Netanyahu Terdesak! Sekutu Tradisional Israel Kini Angkat Suara Keras

JurnalPatroliNews – Jakarta – Tekanan internasional terhadap Israel semakin meningkat tajam. Negara-negara Barat yang sebelumnya dikenal sebagai pendukung teguh Tel Aviv, kini mulai menyuarakan kritik keras terhadap tindakan militer Israel, khususnya di Gaza dan wilayah Arab lainnya.

Dinamika geopolitik ini menjadi sorotan dunia karena memperlihatkan bagaimana dukungan terhadap Israel mulai retak, bahkan dari para sekutu lamanya sendiri.

1. Jerman: Dari Sekutu Setia Menjadi Kritikus Tajam

Pernyataan mengejutkan datang dari Kanselir Jerman Friedrich Merz. Dalam konferensi pers yang digelar di Turku, Finlandia, pada 27 Mei 2025, Merz menyampaikan bahwa operasi militer Israel di Gaza sudah melewati batas rasional dan tidak lagi bisa dianggap sebagai aksi membela diri.

“Tidak ada logika yang bisa saya pahami dari serangan masif ini. Apakah ini benar-benar melawan terorisme, atau justru menimbulkan bencana baru?” ungkap Merz, mengutip laporan Reuters.

Ini merupakan perubahan besar dalam sikap resmi Jerman, mengingat selama puluhan tahun negara tersebut menjadi salah satu pendukung utama Israel karena beban sejarah Perang Dunia II. Kini, desakan dari rakyat Jerman, politisi koalisi, dan diplomat senior tampaknya memaksa pemerintah merevisi posisi mereka.

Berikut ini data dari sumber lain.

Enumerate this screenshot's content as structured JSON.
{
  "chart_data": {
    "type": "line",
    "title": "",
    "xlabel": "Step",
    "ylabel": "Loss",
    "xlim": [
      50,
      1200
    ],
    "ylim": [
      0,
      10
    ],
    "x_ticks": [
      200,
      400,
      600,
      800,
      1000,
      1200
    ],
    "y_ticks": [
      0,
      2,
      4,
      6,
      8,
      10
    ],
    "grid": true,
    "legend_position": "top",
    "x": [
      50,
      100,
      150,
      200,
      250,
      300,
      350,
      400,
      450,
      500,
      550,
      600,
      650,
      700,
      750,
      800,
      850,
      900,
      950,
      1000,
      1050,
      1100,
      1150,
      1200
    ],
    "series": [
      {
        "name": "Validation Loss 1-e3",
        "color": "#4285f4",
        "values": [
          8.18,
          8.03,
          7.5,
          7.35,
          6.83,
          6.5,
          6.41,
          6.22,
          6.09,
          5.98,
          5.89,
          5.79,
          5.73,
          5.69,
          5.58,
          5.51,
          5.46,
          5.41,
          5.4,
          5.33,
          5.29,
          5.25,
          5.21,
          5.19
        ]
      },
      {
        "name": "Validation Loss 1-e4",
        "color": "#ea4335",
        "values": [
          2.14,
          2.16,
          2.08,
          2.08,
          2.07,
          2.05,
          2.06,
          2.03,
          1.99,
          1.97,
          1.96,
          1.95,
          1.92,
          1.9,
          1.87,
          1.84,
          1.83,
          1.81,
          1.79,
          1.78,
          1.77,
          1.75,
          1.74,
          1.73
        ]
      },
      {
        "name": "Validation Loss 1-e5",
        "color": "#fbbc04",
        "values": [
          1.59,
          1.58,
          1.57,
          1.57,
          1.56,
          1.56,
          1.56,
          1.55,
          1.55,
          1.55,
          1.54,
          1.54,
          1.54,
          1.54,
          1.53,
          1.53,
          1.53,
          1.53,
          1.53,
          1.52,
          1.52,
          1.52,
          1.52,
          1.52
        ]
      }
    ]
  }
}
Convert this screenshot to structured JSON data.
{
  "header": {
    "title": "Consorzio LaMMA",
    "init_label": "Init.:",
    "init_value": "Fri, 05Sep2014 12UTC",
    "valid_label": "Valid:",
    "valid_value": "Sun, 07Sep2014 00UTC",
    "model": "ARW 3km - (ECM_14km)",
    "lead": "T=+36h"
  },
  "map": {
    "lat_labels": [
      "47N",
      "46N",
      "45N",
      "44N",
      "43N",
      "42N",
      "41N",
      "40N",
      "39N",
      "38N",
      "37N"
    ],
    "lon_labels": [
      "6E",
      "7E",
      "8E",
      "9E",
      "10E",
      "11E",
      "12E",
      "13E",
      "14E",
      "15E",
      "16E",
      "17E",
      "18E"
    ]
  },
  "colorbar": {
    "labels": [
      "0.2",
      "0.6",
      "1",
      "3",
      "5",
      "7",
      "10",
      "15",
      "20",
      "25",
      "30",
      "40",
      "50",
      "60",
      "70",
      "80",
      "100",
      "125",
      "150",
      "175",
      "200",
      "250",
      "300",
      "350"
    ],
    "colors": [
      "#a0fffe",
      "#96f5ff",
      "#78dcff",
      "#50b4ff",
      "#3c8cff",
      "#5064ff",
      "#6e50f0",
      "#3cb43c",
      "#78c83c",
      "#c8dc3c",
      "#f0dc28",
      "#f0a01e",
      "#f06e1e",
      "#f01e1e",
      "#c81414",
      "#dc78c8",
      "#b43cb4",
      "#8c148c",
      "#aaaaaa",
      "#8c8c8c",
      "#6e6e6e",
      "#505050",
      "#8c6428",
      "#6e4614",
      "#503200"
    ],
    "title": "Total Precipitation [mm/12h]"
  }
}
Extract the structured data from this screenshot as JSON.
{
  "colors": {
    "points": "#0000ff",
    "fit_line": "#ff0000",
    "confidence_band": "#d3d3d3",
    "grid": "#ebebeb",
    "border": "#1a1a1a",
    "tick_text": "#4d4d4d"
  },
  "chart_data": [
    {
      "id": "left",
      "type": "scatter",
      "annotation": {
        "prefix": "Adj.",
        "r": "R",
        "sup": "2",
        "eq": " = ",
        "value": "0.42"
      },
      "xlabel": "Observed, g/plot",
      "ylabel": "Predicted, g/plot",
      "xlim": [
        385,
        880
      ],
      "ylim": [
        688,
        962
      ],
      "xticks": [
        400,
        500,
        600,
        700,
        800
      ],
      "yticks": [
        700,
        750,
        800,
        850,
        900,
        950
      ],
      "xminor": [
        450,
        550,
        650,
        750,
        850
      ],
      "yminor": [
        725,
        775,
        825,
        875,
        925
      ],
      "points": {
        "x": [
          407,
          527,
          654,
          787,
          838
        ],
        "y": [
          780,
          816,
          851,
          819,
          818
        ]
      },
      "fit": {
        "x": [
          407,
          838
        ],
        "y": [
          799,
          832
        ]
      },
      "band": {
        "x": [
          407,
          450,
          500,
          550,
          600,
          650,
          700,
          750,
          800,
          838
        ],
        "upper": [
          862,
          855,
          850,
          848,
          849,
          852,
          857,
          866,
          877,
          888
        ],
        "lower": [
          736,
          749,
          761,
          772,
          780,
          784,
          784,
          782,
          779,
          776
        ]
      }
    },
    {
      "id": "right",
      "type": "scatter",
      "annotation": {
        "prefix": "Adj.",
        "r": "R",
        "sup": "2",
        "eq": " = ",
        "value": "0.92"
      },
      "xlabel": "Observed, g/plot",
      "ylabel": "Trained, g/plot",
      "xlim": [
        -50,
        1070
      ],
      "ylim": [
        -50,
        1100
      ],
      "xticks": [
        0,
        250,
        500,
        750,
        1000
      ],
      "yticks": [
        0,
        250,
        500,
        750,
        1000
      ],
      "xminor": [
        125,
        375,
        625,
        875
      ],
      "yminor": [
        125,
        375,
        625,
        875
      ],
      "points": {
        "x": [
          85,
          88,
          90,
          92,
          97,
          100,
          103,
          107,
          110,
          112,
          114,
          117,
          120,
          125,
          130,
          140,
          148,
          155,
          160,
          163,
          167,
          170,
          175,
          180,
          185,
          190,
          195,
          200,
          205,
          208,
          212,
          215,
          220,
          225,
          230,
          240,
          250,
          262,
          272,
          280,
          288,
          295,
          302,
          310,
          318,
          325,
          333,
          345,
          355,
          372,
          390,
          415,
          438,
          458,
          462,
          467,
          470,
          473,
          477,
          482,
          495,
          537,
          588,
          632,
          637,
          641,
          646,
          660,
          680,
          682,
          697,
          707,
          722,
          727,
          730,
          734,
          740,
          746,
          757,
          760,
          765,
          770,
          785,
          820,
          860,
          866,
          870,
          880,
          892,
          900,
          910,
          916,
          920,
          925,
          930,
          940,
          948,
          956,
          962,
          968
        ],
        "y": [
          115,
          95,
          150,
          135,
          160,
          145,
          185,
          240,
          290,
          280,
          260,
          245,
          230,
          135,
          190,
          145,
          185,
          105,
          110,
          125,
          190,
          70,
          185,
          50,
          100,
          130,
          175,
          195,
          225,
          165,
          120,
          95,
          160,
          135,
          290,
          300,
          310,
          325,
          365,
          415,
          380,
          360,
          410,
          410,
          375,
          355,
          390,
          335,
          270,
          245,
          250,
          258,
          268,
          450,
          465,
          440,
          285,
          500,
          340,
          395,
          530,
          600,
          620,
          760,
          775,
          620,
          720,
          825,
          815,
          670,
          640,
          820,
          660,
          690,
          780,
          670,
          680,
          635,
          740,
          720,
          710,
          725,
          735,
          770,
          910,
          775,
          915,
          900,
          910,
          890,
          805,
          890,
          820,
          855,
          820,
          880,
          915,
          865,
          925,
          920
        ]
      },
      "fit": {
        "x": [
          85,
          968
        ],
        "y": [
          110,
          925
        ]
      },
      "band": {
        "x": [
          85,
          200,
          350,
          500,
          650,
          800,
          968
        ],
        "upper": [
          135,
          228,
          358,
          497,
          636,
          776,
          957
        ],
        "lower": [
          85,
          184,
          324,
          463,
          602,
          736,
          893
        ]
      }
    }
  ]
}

Pernyataan Merz juga sejalan dengan peringatan dari Menteri Luar Negeri Johann Wadephul dan seruan dari SPD agar Jerman menghentikan ekspor senjata ke Israel guna menghindari terlibat dalam pelanggaran HAM.

2. Tiga Kekuatan Barat Bersatu Mengancam Sanksi: Inggris, Kanada, dan Prancis

Tiga negara G7 — Inggris, Kanada, dan Prancis — mengeluarkan peringatan keras terhadap pemerintahan PM Benjamin Netanyahu. Mereka mengancam akan menjatuhkan sanksi apabila Israel terus melanjutkan operasi militernya dan menolak membuka akses bantuan kemanusiaan ke Gaza.

Dalam pernyataan bersama yang dirilis pemerintah Inggris, ketiga negara menyebut bahwa penghalangan bantuan esensial melanggar hukum internasional dan tidak dapat ditoleransi.

“Dukungan kami kepada Israel tidak bersifat mutlak. Kami mendukung hak membela diri, tapi tindakan saat ini sangat berlebihan,” demikian bunyi pernyataan tersebut.

Lebih lanjut, ketiganya juga mengecam perluasan permukiman Israel di Tepi Barat dan menegaskan bahwa mereka siap mengambil langkah lebih jauh, termasuk sanksi yang ditargetkan pada individu dan institusi Israel.

3. Amerika Serikat: Dukungan Mulai Terkikis

Meskipun AS tetap mempertahankan status Israel sebagai sekutu utama, indikasi penurunan dukungan mulai terlihat. Setelah Donald Trump melakukan kunjungan ke Timur Tengah dan bertemu tokoh Islamis Suriah Ahmed al-Sharaa, arah kebijakan luar negeri AS terhadap Israel tampak mulai berubah.

Dalam kunjungan ke Riyadh pada 19 Mei 2025, Trump memuji Sharaa dan menyatakan potensi aliansi baru di kawasan yang tidak bergantung pada poros lama. Pesan ini dianggap sebagai sinyal jelas kepada Netanyahu bahwa era dukungan tanpa syarat dari AS mulai berakhir.

Beberapa pejabat AS bahkan menyebut bahwa Washington mulai kehilangan kesabaran terhadap Netanyahu, khususnya karena penolakannya terhadap gencatan senjata di Gaza dan keengganannya mengikuti pendekatan diplomatik AS terhadap Iran.

“Pemerintah ini sangat pragmatis. Jika Netanyahu tidak memberikan keuntungan diplomatik, maka dukungan otomatis juga tak akan datang,” kata David Schenker, mantan pejabat tinggi AS dalam wawancara.

Meski hubungan bilateral tetap kuat secara publik, ketegangan dalam kebijakan dan ekspektasi menunjukkan bahwa Netanyahu tidak lagi bisa mengandalkan AS seperti dulu.